Barclays sees 13–14 million bpd oil supply loss from prolonged Hormuz disruption

Barclays said on Thursday that a prolonged closure of the Strait of Hormuz would likely lead ​to a
13-14 million barrels per day supply loss, noting ‌that while the
scale of the disruption is immense, ​so is the uncertainty around
its duration.

Exports from ⁠Yanbu and Fujairah have picked up in recent
weeks and assuming no threat to shipments from these ports, the
bank sees ‌a supply disruption of that magnitude as likely in the
event of a prolonged closure of ‌the Strait.

The International Energy Agency estimates world oil ‌demand
this ⁠year will be about 104-105 million bpd.

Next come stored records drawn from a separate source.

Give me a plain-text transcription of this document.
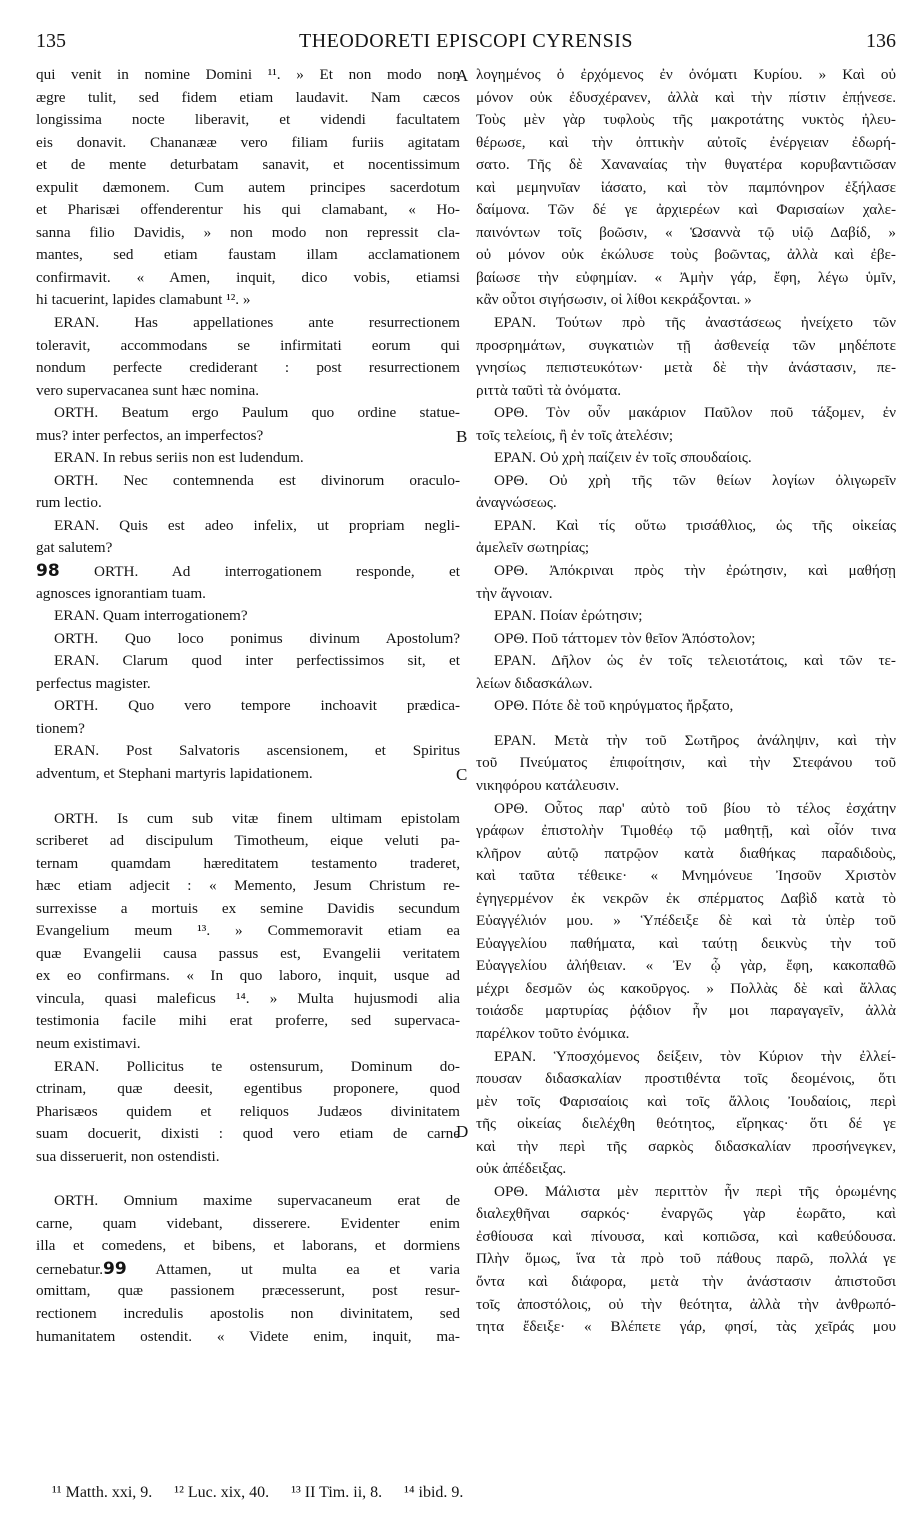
135	THEODORETI EPISCOPI CYRENSIS	136
qui venit in nomine Domini ¹¹. » Et non modo non
ægre tulit, sed fidem etiam laudavit. Nam cæcos
longissima nocte liberavit, et videndi facultatem
eis donavit. Chananææ vero filiam furiis agitatam
et de mente deturbatam sanavit, et nocentissimum
expulit dæmonem. Cum autem principes sacerdotum
et Pharisæi offenderentur his qui clamabant, « Ho-
sanna filio Davidis, » non modo non repressit cla-
mantes, sed etiam faustam illam acclamationem
confirmavit. « Amen, inquit, dico vobis, etiamsi
hi tacuerint, lapides clamabunt ¹². »
ERAN. Has appellationes ante resurrectionem
toleravit, accommodans se infirmitati eorum qui
nondum perfecte crediderant : post resurrectionem
vero supervacanea sunt hæc nomina.
ORTH. Beatum ergo Paulum quo ordine statue-
mus? inter perfectos, an imperfectos?
ERAN. In rebus seriis non est ludendum.
ORTH. Nec contemnenda est divinorum oraculo-
rum lectio.
ERAN. Quis est adeo infelix, ut propriam negli-
gat salutem?
98 ORTH. Ad interrogationem responde, et
agnosces ignorantiam tuam.
ERAN. Quam interrogationem?
ORTH. Quo loco ponimus divinum Apostolum?
ERAN. Clarum quod inter perfectissimos sit, et
perfectus magister.
ORTH. Quo vero tempore inchoavit prædica-
tionem?
ERAN. Post Salvatoris ascensionem, et Spiritus
adventum, et Stephani martyris lapidationem.
ORTH. Is cum sub vitæ finem ultimam epistolam
scriberet ad discipulum Timotheum, eique veluti pa-
ternam quamdam hæreditatem testamento traderet,
hæc etiam adjecit : « Memento, Jesum Christum re-
surrexisse a mortuis ex semine Davidis secundum
Evangelium meum ¹³. » Commemoravit etiam ea
quæ Evangelii causa passus est, Evangelii veritatem
ex eo confirmans. « In quo laboro, inquit, usque ad
vincula, quasi maleficus ¹⁴. » Multa hujusmodi alia
testimonia facile mihi erat proferre, sed supervaca-
neum existimavi.
ERAN. Pollicitus te ostensurum, Dominum do-
ctrinam, quæ deesit, egentibus proponere, quod
Pharisæos quidem et reliquos Judæos divinitatem
suam docuerit, dixisti : quod vero etiam de carne
sua disseruerit, non ostendisti.
ORTH. Omnium maxime supervacaneum erat de
carne, quam videbant, disserere. Evidenter enim
illa et comedens, et bibens, et laborans, et dormiens
cernebatur.99 Attamen, ut multa ea et varia
omittam, quæ passionem præcesserunt, post resur-
rectionem incredulis apostolis non divinitatem, sed
humanitatem ostendit. « Videte enim, inquit, ma-
λογημένος ὁ ἐρχόμενος ἐν ὀνόματι Κυρίου. » Καὶ οὐ
μόνον οὐκ ἐδυσχέρανεν, ἀλλὰ καὶ τὴν πίστιν ἐπῄνεσε.
Τοὺς μὲν γὰρ τυφλοὺς τῆς μακροτάτης νυκτὸς ἠλευ-
θέρωσε, καὶ τὴν ὀπτικὴν αὐτοῖς ἐνέργειαν ἐδωρή-
σατο. Τῆς δὲ Χαναναίας τὴν θυγατέρα κορυβαντιῶσαν
καὶ μεμηνυῖαν ἰάσατο, καὶ τὸν παμπόνηρον ἐξήλασε
δαίμονα. Τῶν δέ γε ἀρχιερέων καὶ Φαρισαίων χαλε-
παινόντων τοῖς βοῶσιν, « Ὡσαννὰ τῷ υἱῷ Δαβίδ, »
οὐ μόνον οὐκ ἐκώλυσε τοὺς βοῶντας, ἀλλὰ καὶ ἐβε-
βαίωσε τὴν εὐφημίαν. « Ἀμὴν γάρ, ἔφη, λέγω ὑμῖν,
κἂν οὗτοι σιγήσωσιν, οἱ λίθοι κεκράξονται. »
ΕΡΑΝ. Τούτων πρὸ τῆς ἀναστάσεως ἠνείχετο τῶν
προσρημάτων, συγκατιὼν τῇ ἀσθενείᾳ τῶν μηδέποτε
γνησίως πεπιστευκότων· μετὰ δὲ τὴν ἀνάστασιν, πε-
ριττὰ ταῦτὶ τὰ ὀνόματα.
ΟΡΘ. Τὸν οὖν μακάριον Παῦλον ποῦ τάξομεν, ἐν
τοῖς τελείοις, ἢ ἐν τοῖς ἀτελέσιν;
ΕΡΑΝ. Οὐ χρὴ παίζειν ἐν τοῖς σπουδαίοις.
ΟΡΘ. Οὐ χρὴ τῆς τῶν θείων λογίων ὀλιγωρεῖν
ἀναγνώσεως.
ΕΡΑΝ. Καὶ τίς οὕτω τρισάθλιος, ὡς τῆς οἰκείας
ἀμελεῖν σωτηρίας;
ΟΡΘ. Ἀπόκριναι πρὸς τὴν ἐρώτησιν, καὶ μαθήσῃ
τὴν ἄγνοιαν.
ΕΡΑΝ. Ποίαν ἐρώτησιν;
ΟΡΘ. Ποῦ τάττομεν τὸν θεῖον Ἀπόστολον;
ΕΡΑΝ. Δῆλον ὡς ἐν τοῖς τελειοτάτοις, καὶ τῶν τε-
λείων διδασκάλων.
ΟΡΘ. Πότε δὲ τοῦ κηρύγματος ἤρξατο,
ΕΡΑΝ. Μετὰ τὴν τοῦ Σωτῆρος ἀνάληψιν, καὶ τὴν
τοῦ Πνεύματος ἐπιφοίτησιν, καὶ τὴν Στεφάνου τοῦ
νικηφόρου κατάλευσιν.
ΟΡΘ. Οὗτος παρ' αὐτὸ τοῦ βίου τὸ τέλος ἐσχάτην
γράφων ἐπιστολὴν Τιμοθέῳ τῷ μαθητῇ, καὶ οἷόν τινα
κλῆρον αὐτῷ πατρῷον κατὰ διαθήκας παραδιδοὺς,
καὶ ταῦτα τέθεικε· « Μνημόνευε Ἰησοῦν Χριστὸν
ἐγηγερμένον ἐκ νεκρῶν ἐκ σπέρματος Δαβὶδ κατὰ τὸ
Εὐαγγέλιόν μου. » Ὑπέδειξε δὲ καὶ τὰ ὑπὲρ τοῦ
Εὐαγγελίου παθήματα, καὶ ταύτῃ δεικνὺς τὴν τοῦ
Εὐαγγελίου ἀλήθειαν. « Ἐν ᾧ γὰρ, ἔφη, κακοπαθῶ
μέχρι δεσμῶν ὡς κακοῦργος. » Πολλὰς δὲ καὶ ἄλλας
τοιάσδε μαρτυρίας ῥᾴδιον ἦν μοι παραγαγεῖν, ἀλλὰ
παρέλκον τοῦτο ἐνόμικα.
ΕΡΑΝ. Ὑποσχόμενος δείξειν, τὸν Κύριον τὴν ἐλλεί-
πουσαν διδασκαλίαν προστιθέντα τοῖς δεομένοις, ὅτι
μὲν τοῖς Φαρισαίοις καὶ τοῖς ἄλλοις Ἰουδαίοις, περὶ
τῆς οἰκείας διελέχθη θεότητος, εἴρηκας· ὅτι δέ γε
καὶ τὴν περὶ τῆς σαρκὸς διδασκαλίαν προσήνεγκεν,
οὐκ ἀπέδειξας.
ΟΡΘ. Μάλιστα μὲν περιττὸν ἦν περὶ τῆς ὁρωμένης
διαλεχθῆναι σαρκός· ἐναργῶς γὰρ ἑωρᾶτο, καὶ
ἐσθίουσα καὶ πίνουσα, καὶ κοπιῶσα, καὶ καθεύδουσα.
Πλὴν ὅμως, ἵνα τὰ πρὸ τοῦ πάθους παρῶ, πολλά γε
ὄντα καὶ διάφορα, μετὰ τὴν ἀνάστασιν ἀπιστοῦσι
τοῖς ἀποστόλοις, οὐ τὴν θεότητα, ἀλλὰ τὴν ἀνθρωπό-
τητα ἔδειξε· « Βλέπετε γάρ, φησί, τὰς χεῖράς μου
A
B
C
D
¹¹ Matth. xxi, 9. ¹² Luc. xix, 40. ¹³ II Tim. ii, 8. ¹⁴ ibid. 9.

Barclays ⁠added that the Iran war has triggered the largest
geopolitical shock to energy markets since the 1990 Gulf War,
driven by extremely tight ​spot fundamentals rather than
speculative ‌excess.

US President Donald Trump has said Iran is desperate to
make a deal to end nearly four weeks of fighting, contradicting
the Iranian foreign minister who said his ‌country was reviewing
a US proposal but had ​no intention of holding talks to wind
down the conflict.

“Notwithstanding uncertainty about the ceasefire
negotiations, in our ⁠base case, we expect traffic through the
Strait to normalize by early April, which would be consistent
with Brent averaging $85/b ‌in 2026,” Barclays said in a note.



However, if disruptions persist until end-April, 2026 Brent
forwards could reprice to $100 per barrel, and in a more
prolonged scenario stretching to end-May prices could rise to
$110.

Iran has blocked the Strait of Hormuz, trapping roughly a
fifth of the ‌world’s oil and liquefied natural gas supplies,
boosting crude oil above $100 a ​barrel – and delivering sticker
shock at the pumps.

Oil prices climbed over 2% on Thursday, with ⁠Brent futures
trading at $104.36 a barrel by 0647 GMT, while U.S. ⁠West
Texas Intermediate crude futures were at $92.23 a barrel.

Barclays also said that supply elasticity is structurally
weaker ‌than in past shocks, with OPEC+ spare capacity
under-delivering and non-OPEC+ growth, led by the U.S., steadily
decelerating ​due to years of under-investment.